Getting Started in Cyber
I am often asked how to “get into cyber”. Over the years I have compiled a few things and thought I would share them here. The journey will be different for everyone I am sure. It will depend on motivations and interests.
There are so many different aspects to the cyber . For the purposes of this post I will try to be as generic as possible in an effort to help as many readers. As always, I welcome feedback.
Training/education:
ISACA is an industry body (not for profit) that has been around for ever. It was born out of Audit and Assurance functions and has expanded into Cyber. A good place to start would be the Security Fundamentals. Cyber Security Fundamentals.
If you are serious, then you can work toward be identified as an Information Security Professional. Certified Information Security Professional and Certified Information Security Manager.
I do rate these courses as there is a significant effort in obtaining and keeping them. Both are not terribly deep in security but are a million miles wide and touch a lot of topics.
Having said all that, in my opinion to start your journey on actually ADDING VALUE to any prospective employer I do recommend SABSA. Yes, it says Architecture, but I feel the deeper learning is that Security is there for the business. SABSA It is also a great course for old school security folks that need to change the way they work, and focus on driving benefits of security rather than being the “no” people.
Universities have finally come to the party and started to offer courses in recent years. Search for your favourite, UNSW has one that looks appealing – Computing and Cyber Security.

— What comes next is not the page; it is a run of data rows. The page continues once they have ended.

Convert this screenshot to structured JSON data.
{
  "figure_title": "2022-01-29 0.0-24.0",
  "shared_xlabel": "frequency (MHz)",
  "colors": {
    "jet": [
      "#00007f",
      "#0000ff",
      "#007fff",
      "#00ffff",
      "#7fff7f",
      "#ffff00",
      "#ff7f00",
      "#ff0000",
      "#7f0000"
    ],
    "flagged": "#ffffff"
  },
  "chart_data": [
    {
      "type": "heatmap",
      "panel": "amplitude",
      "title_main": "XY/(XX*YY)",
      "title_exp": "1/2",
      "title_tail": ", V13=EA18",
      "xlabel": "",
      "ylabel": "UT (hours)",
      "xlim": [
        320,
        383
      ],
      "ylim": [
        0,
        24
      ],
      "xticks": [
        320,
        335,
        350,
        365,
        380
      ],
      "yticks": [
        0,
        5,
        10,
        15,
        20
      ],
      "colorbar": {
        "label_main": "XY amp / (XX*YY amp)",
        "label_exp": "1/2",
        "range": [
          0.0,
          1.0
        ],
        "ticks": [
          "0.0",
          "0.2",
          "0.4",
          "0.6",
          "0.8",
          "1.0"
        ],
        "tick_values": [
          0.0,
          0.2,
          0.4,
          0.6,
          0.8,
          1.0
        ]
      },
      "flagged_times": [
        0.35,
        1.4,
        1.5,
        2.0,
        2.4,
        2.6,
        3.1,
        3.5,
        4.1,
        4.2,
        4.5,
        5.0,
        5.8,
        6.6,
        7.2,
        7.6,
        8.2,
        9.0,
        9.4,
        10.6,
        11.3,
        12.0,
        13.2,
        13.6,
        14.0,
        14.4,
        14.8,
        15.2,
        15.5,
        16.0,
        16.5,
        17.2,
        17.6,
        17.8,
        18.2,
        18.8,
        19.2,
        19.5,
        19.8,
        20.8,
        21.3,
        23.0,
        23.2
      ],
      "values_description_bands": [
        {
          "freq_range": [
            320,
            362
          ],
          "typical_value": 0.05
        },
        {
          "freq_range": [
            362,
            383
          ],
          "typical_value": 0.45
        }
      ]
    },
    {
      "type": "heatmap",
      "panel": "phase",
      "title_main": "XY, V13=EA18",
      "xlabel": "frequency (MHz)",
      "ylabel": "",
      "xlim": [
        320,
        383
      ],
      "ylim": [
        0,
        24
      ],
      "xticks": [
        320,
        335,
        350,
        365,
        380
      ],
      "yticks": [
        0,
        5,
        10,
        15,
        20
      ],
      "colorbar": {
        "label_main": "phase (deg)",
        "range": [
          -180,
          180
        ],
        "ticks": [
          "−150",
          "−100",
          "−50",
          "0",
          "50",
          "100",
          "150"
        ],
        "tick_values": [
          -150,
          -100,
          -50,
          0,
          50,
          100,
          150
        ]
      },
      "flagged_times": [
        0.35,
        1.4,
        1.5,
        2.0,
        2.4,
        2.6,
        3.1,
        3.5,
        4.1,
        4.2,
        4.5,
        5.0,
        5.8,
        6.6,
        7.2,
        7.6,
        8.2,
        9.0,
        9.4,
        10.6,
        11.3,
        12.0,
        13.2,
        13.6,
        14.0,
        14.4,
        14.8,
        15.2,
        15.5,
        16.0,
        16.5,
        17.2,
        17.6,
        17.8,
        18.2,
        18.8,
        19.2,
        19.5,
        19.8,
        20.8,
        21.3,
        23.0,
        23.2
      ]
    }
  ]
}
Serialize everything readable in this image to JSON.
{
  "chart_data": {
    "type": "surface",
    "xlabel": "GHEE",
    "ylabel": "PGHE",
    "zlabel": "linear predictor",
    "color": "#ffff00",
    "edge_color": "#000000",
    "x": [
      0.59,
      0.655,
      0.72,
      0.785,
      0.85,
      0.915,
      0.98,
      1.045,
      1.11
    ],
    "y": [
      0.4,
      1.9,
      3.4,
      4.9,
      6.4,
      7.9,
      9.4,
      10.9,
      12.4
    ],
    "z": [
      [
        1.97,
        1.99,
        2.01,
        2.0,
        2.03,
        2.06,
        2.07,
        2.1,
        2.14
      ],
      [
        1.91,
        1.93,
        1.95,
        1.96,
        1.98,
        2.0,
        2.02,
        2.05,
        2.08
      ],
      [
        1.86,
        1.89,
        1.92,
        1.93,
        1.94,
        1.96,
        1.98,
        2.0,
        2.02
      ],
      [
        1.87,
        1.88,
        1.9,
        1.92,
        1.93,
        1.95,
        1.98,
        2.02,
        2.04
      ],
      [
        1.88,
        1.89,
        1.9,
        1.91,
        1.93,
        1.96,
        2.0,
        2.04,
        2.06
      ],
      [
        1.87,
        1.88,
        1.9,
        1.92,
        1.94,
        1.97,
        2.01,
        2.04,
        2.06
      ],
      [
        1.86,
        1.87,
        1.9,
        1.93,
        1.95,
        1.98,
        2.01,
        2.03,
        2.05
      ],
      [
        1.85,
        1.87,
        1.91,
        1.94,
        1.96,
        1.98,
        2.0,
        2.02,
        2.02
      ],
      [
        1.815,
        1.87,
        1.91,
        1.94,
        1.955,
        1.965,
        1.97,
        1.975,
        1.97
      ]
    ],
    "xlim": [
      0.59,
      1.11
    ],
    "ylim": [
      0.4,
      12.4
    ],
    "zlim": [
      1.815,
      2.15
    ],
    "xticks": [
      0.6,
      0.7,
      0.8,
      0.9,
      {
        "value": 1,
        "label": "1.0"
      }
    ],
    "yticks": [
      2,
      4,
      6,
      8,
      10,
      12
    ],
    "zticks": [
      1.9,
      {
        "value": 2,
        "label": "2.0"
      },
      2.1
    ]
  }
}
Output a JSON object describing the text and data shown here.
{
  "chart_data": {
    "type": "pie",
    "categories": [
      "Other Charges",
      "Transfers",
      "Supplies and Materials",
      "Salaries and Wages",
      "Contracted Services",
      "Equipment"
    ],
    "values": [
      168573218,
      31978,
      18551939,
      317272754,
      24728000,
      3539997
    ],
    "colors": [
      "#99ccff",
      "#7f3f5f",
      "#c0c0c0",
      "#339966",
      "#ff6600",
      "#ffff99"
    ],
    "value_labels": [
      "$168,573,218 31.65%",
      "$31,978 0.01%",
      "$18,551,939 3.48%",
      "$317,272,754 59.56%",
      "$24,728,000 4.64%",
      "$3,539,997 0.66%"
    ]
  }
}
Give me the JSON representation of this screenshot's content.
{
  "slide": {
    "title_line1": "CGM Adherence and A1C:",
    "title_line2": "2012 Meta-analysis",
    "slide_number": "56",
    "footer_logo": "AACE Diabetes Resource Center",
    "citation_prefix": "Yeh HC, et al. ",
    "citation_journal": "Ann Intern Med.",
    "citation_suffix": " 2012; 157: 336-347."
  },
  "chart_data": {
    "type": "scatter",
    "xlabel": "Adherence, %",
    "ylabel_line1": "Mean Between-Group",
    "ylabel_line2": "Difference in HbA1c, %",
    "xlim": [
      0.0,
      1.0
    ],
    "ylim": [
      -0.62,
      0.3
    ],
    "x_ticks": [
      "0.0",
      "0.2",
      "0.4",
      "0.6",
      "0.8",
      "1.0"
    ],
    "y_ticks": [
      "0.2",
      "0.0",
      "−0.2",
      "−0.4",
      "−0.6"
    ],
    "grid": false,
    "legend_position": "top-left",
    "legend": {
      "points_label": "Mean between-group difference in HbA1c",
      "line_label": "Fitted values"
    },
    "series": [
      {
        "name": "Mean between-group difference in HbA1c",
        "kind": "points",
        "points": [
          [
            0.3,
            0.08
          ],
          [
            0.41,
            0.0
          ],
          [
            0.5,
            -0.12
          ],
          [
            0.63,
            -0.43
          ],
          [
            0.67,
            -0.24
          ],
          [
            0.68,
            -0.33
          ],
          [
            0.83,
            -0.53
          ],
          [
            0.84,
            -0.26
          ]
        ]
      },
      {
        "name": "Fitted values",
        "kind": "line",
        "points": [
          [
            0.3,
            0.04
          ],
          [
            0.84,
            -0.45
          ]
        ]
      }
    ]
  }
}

Lastly, I feel that these days an understanding of Cloud is a must – for that I would look for the Cloud Security Alliance and the CCSK.
Groups:
Working toward a certification is great, I feel that there is much to learn from others. There are so many blogs and groups, I won’t go near blogs (there are just too many to follow) but if you want to actually get out and listen to a person speak, there are groups. Look for the chapter meetings with these groups:
ISACA, AISA, CYBER MEETUP and (if you can get an invite) BEERSCAM.
Conferences:
Of course there are conferences too. CeBIT is on annually and is free for the most part. AISA conference (called CyberCon) is reasonably priced and usually puts on good content, as does ACSC. If you can afford it, there is also Gartner.
Other important things:
Sure, you could have a read of ISO2700, but I think if you really want to get into Cyber, start messing with your own computer as much as you possibly can. Play with your security software, create some projects, mess with some tools on GRC.com and go and talk to your company Security team – they will delighted to hear from you.